İstediğin kadar mal istifle ambarına,
krallar gibi yaşa giderse hoşuna,
uçup gitti miydi mutluluğun, duman
gölgesinden değersizdir bütün yaşamın.” (Alıntı)

Bolluk ve zenginlikle geçen zamanın ardından kıtlık ve belalar Thebai şehrine musallat olmaya başlar. Gelen orakl ise “Kral Laios’un katili bulunmalı ve şehirden sürülmelidir.” Oidipus bunu bir iç mesela haline getirir ve katilin bulunması için elinden geleni yapacağını söyler. Ancak bu arada öz babası bildiği Korinthos kralı Polybos ölmüştür. Kehanetin gerçekleşmediğini gören Oidipus durumdan iyice işkillenmeye başlar ve içine kuşku düşer. Karısı ve annesi olan İokaste’den Laios’un ne zaman ve nasıl öldüğünü, yanında ise kimsenin olup olmadığını araştırmaya kalkar. Olayı yaşayan bir kişi bulunur ve ağzından “Polybos ile Periboa’nın oğlu değilsin. Bu saraya bir çoban tarafından getirildin!” duyar. Artık Oidipus kaderini anlamış ve kehanetin gerçekleştiğini görmektedir. İokaste’ye durumu anlatır, bu iç yakan hadiseyi duyan İokaste kendini öldürür. Ölümü gören Oidipus ise acıya dayanamaz ve gözlerini hançeriyle delik deşik eder. Acısıyla beraber Thebai şehrinden sürgün edilmek, aşağılık bir hayat yaşamak için şehirden ayrılmak ister ve isteği kabul olur. Antigone hariç bütün çocukları ve uyrukları kendinden nefret eder, Attika –Atina- şehrinin Kolonos yerleşkesine doğru hareket eder. Ve ana karakterlerden biri olan Atina şehir kurucusu Aegeus oğlu Theseus ile yolları kesişir.

“...ölü olduğun halde,
hayatta olan beni
öldürmeyi başardın.” (Alıntı)

Theseus; Atina şehir kurucusu, birleştiricisi ve kanun koyucusu olarak bilinmektedir. Zaten kral olan babasının ardılı evlilik dışı çocuğudur. Bir diğer rivayete göre ise Poseidon’un oğlu olduğu savunulmaktadır. Adaletli Theseus, Atina yasalarına göre geleni geri çevirmeyecek bir kişiliğe sahiptir. Burada baba kız sığınma talep ederler ve başlarından geçenleri anlatırlar. Theseus gereken ilgiyi göstermekle kalmaz, üzerine bir sürü söz verir ve bunları tutar. Mutluluğun güzel bir ölüm olduğunu savunan Oidipus rahat bir ölüme kavuşmayı hayal eder. Tanrıların onurlandırdığı Oidipus rahat bir ölüme kavuşur.

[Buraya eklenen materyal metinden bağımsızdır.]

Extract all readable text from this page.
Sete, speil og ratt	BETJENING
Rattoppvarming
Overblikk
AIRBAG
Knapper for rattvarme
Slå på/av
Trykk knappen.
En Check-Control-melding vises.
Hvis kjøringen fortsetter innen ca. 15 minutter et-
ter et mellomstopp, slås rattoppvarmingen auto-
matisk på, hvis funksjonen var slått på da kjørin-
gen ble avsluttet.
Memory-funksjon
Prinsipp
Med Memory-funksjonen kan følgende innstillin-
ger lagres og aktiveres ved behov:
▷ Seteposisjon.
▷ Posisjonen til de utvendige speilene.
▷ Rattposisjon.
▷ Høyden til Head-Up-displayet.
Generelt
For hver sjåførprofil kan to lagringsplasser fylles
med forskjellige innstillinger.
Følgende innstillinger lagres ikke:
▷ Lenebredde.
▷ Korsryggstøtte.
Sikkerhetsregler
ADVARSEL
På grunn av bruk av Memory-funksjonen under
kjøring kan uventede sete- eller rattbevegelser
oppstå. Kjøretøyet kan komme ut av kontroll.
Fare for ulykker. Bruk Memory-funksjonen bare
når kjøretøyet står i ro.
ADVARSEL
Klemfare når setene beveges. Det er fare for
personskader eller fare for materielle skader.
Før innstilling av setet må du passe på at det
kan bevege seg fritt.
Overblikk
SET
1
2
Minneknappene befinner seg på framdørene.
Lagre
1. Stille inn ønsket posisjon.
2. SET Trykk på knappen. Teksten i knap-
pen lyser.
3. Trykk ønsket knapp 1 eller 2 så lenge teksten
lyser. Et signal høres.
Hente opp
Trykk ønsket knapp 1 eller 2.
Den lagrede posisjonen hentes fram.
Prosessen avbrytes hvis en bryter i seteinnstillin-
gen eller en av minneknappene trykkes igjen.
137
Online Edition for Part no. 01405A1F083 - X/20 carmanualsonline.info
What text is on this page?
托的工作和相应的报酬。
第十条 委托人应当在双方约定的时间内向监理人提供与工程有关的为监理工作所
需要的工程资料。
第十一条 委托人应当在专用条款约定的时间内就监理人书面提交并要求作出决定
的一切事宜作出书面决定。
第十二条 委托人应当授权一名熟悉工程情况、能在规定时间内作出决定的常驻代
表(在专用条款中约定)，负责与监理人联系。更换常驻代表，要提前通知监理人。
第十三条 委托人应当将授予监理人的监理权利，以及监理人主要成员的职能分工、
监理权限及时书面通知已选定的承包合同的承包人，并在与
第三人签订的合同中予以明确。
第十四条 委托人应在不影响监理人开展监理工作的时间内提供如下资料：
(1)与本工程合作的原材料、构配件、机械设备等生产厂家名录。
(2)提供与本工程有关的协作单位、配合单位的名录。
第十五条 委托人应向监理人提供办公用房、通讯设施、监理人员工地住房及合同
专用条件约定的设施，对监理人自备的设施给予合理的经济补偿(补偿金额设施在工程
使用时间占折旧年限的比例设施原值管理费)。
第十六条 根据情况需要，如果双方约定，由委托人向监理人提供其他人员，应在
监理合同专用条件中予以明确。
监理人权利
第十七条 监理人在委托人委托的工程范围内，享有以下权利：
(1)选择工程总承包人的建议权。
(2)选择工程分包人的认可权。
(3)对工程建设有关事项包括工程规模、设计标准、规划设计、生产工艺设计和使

Bu ölümden sonra Antigone eserine giriş yapar Sophokles. Kişileri ve toplumlu kıyasıya eleştirir ve atıflarda bulunarak Antigone’yi dillendirir. Thebai şehrinde çıkan savaş yüzünden Oidipus’un iki oğlu karşı karşıya gelir ve aynı gün içerisinde ikisi de birbirinin yüzünden ölümü tadarlar. Kılıç çeken kılıç ile ölür sözünün en iyi karşılığıdır bu iki kardeşin düştüğü durum. Dayıları Thebai kralı Kreon ise bir kardeşi usulüne uygun gömme merasimi yaparken, diğerini ise kurda kuşa yem ederek aşağılık bir ölüme yollamayı aklına koyar. Ancak hesaplamadığı bir şey vardır ki kibrin olduğu ve sağduyunun olmadığı yerde her zaman kıyım vardır, felaket vardır. Bunları bir bir kendi ailesiyle sınanarak tadar Kreon.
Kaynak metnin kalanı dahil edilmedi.